Comment by comex - Hacker Neue

Yes and no.

In this case, the plaintiffs alleged that Anthropic's LLMs had memorized the works so completely that "if each completed LLM had been asked to recite works it had trained upon, it could have done so", "almost verbatim". The judge assumed for the sake of argument that the allegation was true, and ruled that the conduct was fair use anyway due to the existence of an effective filter. Therefore there was no need to determine whether the allegation was actually true.

So - yes, in the sense that the ruling suggests that distributing an open-weight LLM that memorized copyrighted works to that extent would not be fair use.

But no, in the sense that it's not clear whether any LLMs, especially open-weight LLMs, actually memorize book-length works to that extent. Even the recent study about Llama memorizing a Harry Potter book [1] only said that Llama could reproduce 50-token snippets a decent percentage of the time when given the preceding 50 tokens. That's different from actually being able to recite any substantial portion of the book. If you asked Llama for that, the output would quickly diverge from the original text, and it likely wouldn't be able to get back on track without being re-prompted from the ground truth as the study did.

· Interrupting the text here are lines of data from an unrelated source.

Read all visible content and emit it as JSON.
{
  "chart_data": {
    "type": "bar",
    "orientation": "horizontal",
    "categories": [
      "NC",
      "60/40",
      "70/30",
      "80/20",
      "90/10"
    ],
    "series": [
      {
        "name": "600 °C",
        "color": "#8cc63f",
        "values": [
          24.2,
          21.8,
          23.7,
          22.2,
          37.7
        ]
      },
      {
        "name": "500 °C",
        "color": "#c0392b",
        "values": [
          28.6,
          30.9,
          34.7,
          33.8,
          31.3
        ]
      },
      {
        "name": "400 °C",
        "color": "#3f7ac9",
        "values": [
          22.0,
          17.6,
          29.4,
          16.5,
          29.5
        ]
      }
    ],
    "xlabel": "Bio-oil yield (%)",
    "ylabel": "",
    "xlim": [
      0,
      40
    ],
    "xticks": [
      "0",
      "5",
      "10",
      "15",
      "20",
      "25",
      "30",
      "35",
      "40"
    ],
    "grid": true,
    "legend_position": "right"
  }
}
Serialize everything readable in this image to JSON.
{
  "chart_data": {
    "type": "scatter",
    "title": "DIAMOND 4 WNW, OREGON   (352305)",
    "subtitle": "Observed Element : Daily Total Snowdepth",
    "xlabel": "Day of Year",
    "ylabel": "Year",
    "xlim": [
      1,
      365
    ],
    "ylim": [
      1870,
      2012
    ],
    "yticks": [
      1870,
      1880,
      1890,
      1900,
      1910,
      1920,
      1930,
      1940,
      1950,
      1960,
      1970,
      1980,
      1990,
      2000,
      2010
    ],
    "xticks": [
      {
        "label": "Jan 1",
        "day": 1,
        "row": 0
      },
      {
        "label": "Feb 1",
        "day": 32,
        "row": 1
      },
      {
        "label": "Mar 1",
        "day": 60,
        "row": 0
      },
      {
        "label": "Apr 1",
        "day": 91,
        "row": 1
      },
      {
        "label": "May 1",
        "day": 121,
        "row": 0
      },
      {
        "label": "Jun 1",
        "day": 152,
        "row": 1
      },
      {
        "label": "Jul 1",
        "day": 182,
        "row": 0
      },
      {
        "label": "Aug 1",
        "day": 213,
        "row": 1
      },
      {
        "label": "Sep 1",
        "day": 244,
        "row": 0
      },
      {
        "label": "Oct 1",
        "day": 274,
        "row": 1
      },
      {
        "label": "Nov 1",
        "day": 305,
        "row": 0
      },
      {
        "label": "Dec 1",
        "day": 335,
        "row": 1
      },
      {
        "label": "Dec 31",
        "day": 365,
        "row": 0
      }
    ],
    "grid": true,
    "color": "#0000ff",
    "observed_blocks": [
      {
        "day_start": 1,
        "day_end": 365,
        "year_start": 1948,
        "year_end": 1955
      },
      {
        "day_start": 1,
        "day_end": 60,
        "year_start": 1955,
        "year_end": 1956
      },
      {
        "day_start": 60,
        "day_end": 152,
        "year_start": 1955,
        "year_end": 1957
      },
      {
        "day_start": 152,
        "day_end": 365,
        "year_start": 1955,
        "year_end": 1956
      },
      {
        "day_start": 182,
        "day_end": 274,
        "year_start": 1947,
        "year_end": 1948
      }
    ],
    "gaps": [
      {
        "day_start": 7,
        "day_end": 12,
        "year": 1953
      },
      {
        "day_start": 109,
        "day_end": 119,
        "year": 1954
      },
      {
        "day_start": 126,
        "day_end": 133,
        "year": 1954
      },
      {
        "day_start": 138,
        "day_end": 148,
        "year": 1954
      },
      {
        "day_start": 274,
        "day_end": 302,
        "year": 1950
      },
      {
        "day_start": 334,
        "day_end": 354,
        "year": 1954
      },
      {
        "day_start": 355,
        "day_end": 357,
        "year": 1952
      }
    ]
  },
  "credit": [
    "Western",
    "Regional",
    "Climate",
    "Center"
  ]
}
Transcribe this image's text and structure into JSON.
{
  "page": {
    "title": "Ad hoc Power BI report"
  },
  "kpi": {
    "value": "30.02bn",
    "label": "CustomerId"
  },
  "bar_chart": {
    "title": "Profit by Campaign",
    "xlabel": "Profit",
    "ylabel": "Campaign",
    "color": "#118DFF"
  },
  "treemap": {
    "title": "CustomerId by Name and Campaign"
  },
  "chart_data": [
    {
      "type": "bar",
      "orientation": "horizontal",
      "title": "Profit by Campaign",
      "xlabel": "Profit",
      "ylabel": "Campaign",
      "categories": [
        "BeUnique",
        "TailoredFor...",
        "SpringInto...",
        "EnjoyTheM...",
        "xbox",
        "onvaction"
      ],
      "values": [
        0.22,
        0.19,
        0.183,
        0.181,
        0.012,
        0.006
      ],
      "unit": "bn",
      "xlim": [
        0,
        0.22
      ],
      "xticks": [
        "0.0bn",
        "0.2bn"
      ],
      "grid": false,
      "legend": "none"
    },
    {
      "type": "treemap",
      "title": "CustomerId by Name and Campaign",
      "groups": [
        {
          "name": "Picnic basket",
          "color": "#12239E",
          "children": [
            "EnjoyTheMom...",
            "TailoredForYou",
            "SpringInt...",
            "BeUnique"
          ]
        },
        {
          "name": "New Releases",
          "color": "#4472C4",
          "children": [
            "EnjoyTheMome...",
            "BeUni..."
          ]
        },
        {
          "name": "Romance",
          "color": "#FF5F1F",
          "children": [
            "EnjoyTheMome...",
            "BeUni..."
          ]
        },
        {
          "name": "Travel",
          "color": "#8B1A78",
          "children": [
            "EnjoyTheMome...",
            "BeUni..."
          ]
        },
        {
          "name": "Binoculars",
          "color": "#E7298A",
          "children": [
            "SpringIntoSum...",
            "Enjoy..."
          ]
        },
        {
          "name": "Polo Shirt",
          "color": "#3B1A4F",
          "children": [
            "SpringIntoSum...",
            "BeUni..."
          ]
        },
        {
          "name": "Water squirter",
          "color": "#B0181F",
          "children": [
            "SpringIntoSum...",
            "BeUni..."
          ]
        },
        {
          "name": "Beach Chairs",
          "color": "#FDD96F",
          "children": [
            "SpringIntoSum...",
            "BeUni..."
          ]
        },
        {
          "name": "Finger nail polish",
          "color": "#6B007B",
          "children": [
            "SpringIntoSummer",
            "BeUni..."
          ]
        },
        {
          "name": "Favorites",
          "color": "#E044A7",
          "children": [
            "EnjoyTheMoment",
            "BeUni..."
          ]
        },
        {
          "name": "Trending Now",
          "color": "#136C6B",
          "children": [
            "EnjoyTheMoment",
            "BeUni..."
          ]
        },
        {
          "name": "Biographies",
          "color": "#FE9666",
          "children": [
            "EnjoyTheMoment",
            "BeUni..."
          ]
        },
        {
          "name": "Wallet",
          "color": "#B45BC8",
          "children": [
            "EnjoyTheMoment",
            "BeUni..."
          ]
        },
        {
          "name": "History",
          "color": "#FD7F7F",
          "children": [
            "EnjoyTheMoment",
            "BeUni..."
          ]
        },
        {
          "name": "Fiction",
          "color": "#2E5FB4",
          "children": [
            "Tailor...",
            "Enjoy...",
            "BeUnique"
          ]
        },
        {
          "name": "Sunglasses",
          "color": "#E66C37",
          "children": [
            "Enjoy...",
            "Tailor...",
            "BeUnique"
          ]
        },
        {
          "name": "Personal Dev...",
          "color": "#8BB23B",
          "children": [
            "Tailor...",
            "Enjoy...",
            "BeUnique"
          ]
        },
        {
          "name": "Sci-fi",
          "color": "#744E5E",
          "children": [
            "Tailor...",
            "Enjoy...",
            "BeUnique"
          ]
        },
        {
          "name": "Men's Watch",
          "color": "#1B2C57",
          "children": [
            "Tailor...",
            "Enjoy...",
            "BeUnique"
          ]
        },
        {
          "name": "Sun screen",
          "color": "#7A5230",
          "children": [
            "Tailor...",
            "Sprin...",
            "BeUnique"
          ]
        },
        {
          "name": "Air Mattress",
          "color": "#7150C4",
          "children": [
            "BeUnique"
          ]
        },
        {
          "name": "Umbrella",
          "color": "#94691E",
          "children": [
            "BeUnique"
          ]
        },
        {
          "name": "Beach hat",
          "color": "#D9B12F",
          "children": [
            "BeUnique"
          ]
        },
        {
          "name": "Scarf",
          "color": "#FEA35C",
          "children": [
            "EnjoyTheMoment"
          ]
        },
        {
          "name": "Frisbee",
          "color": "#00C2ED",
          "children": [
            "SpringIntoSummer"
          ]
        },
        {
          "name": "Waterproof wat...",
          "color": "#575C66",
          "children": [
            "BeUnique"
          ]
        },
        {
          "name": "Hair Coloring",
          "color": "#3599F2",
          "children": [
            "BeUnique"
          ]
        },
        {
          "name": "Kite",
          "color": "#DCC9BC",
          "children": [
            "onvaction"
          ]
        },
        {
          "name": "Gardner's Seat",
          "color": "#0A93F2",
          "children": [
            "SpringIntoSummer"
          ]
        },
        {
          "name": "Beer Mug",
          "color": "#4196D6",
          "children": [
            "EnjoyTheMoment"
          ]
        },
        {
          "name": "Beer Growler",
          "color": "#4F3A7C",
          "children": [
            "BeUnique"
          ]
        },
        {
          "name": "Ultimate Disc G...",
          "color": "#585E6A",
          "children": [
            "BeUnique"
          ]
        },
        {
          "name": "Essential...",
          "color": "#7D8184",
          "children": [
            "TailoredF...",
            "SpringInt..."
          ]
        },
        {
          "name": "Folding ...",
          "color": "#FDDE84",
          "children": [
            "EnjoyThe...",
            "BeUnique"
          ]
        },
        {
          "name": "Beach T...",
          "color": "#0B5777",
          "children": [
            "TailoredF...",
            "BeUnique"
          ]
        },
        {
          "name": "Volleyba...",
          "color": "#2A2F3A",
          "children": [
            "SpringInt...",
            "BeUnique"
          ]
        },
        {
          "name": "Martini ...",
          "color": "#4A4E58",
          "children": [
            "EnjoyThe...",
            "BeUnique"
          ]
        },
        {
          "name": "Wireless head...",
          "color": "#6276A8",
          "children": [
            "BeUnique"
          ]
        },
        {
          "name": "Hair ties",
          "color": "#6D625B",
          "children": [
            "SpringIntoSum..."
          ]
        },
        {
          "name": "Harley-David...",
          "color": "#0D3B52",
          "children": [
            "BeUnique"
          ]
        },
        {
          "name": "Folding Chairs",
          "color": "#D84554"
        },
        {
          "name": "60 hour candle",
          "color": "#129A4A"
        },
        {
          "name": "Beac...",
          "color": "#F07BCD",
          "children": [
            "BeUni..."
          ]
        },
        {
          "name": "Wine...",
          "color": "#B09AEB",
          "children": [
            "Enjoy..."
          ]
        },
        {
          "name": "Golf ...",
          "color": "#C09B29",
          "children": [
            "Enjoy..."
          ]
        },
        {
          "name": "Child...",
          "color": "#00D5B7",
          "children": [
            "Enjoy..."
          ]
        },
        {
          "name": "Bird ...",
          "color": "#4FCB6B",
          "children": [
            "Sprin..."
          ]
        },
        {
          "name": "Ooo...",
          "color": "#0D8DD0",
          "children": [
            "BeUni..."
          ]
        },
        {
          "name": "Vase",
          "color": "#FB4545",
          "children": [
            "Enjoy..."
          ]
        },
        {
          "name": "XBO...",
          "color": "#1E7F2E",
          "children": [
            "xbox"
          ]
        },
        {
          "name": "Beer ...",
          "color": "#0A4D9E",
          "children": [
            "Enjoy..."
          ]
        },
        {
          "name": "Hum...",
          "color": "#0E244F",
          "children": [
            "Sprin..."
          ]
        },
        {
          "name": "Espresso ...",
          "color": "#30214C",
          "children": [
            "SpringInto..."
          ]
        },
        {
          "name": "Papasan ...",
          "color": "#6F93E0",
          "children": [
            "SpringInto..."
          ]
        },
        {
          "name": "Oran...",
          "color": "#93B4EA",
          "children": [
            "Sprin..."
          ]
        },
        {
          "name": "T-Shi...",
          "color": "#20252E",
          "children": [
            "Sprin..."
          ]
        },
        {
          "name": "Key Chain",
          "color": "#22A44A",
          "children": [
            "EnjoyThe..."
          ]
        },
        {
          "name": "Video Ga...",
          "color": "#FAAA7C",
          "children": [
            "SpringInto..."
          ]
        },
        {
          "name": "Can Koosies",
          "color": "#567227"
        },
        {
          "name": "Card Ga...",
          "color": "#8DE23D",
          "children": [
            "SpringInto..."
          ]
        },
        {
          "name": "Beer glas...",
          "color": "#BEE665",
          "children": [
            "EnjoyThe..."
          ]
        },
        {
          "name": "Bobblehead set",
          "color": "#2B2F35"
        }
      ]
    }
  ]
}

On the other hand, in the case where the New York Times is suing OpenAI, the NYT has alleged that ChatGPT was able to recite extensive portions of NYT articles verbatim. If true, this might be more dangerous, since news articles are not as long as books but they're equally eligible for copyright protection. So we'll see how that shakes out.

Also note:

- Nothing in the opinion sets formal precedent because it's a district court. But the opinion might still influence later judges.

- See also riskable's sibling comment for another case where a judge addressed the issue more head-on (but wasn't facing the same kind of detailed allegations, I don't think; haven't checked).

[1] https://arxiv.org/abs/2412.06370

ethbr1 1 day ago

Wouldn't a model that can recite training data verbatim be larger than necessary? Exact text isn't coming from nowhere, no matter how efficiently the bits are encoded, and the same effectiveness should be achievable by compressing those portions of the model.

zeven7 13 hours ago

Maybe we are all just LLMs. If the books were written by a language producing algorithm in a human mind, maybe there’s not as much raw data there as it seems, and the total information can in fact be stored in a surprisingly small set of weights.

ethbr1 5 hours ago

I imagine it's not inconceivable that at very high dimensions and with the right architectures stochastic compression can be unexpectedly efficient. It would be strange if the end result of AI research is realizing we're solving a compression problem (and that our brains do too).

This item has no comments currently.